Given $$f(i)\gt0,\:g(i)>0,\:i =0,1,2,3,...\:$$and$$\sum_{i=0}^{\infty}f(i) = 1,\sum_{i=0}^{\infty}g(i) = 1$$Prove that, if$$\frac{g(l-k)f(k)}{\sum_{i=0}^{l}f(i)g(l-i)}=\binom{l}{k}p^k(1-p)^{l-k}\: when\:0\le k\le l,\:where\: 0\lt p\lt1$$then$$f(i) = e^{-ru}\frac{(ru)^i}{i!},\: g(i) = e^{-u}\frac{(u)^i}{i!},\:i =0,1,2,3,...\:where\:u\gt 0$$
Progress: Let $F(s)$ and $G(s)$ be the generating functions of $f(i)$ and $g(i)$ then the problem becomes $$\frac{F^{(k)}(0)G^{(l-k)}(0)}{\frac{1}{l!}\sum_{i=0}^{l}\binom{l}{i}F^{(i)}(0)G^{(l-i)}(0)} = p^{k}(1-p)^{(l-k)}$$ So I eliminated one binomial but introduced another!

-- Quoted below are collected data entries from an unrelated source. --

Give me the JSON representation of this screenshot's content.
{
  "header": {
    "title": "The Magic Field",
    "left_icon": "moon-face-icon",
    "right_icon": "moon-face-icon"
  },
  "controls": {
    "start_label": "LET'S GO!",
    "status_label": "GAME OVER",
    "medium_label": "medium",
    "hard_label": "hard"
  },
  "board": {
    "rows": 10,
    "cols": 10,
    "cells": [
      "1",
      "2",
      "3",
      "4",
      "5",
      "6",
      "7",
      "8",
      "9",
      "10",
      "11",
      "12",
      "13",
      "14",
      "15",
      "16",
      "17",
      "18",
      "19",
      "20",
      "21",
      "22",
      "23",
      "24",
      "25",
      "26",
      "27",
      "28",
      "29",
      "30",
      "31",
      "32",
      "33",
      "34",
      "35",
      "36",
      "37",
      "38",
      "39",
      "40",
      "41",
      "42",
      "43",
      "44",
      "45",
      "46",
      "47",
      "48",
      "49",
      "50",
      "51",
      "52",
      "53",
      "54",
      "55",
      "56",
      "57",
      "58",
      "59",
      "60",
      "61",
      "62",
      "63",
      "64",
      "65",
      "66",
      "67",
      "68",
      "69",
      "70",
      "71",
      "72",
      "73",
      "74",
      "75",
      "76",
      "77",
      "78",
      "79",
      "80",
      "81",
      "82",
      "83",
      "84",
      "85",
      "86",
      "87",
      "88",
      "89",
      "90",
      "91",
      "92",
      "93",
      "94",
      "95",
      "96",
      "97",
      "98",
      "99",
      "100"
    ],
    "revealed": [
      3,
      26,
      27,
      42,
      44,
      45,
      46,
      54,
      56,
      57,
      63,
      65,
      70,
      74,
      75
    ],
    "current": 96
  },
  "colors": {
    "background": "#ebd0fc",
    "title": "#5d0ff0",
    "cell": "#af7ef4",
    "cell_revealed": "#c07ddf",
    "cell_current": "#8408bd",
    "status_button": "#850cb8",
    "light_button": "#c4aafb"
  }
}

Let $F,G$ be independent random variables distributed according to $f,g$, and let $H \sim F+G$. You are given that for all $k,\ell$, $$ \Pr[F=k|F+G=\ell] = \binom{\ell}{k} p^k (1-p)^{\ell-k}. $$ That gives us $$ \Pr[F=k] = \sum_{\ell=0}^\infty \binom{\ell}{k} p^k (1-p)^{\ell-k} \Pr[F+G=\ell] = \frac{p^k}{(1-p)^k} E[\binom{H}{k} (1-p)^H]. $$ Let $\rho = p/(1-p)$. So we must have $$ 1 = \sum_{k=0}^\infty \Pr[F=k] = E[\sum_{k=0}^\infty \rho^k \binom{H}{k} (1-p)^H] = E[(1+\rho)^H(1-p)^H], $$ which holds since $1+\rho = 1/(1-p)$. In the same way we can compute $E[F]$: $$ E[F] = E[\sum_{k=0}^\infty H \rho^k \binom{H-1}{k-1} (1-p)^H] = \rho E[H (1+\rho)^{H-1} (1-p)^H] = \frac{\rho}{1+\rho} E[H] = pE[H]. $$ More generally, the same computation gives $$ \begin{align*} E[F(F-1)\cdots(F-t+1)] &= p^t E[H(H-1)\cdots(H-t+1)], \\ E[G(G-1)\cdots(G-t+1)] &= (1-p)^t E[H(H-1)\cdots(H-t+1)]. \end{align*} $$ We also know that $H = F+G$. For $t = 2$, we get $$ E[H(H-1)] = E[(F+G)(F+G-1)] = E[F(F-1)] + E[G(G-1)] + 2E[F]E[G] = (p^2+(1-p)^2)E[H(H-1)] + 2p(1-p)E[H]^2. $$ Rearranging, we get $2p(1-p) E[H(H-1)] = 2p(1-p)E[H]^2$, and so $$ E[H(H-1)] = E[H]^2. $$
In this way, we can get all moments of $H$ as functions of $E[H]$; once we do that, we derive all the moments of $F$ and $G$. If you do that then you should discover that $F,G,H$ are all Poisson random variables, with $E[F] = pE[H]$ and $E[G] = (1-p)E[H]$.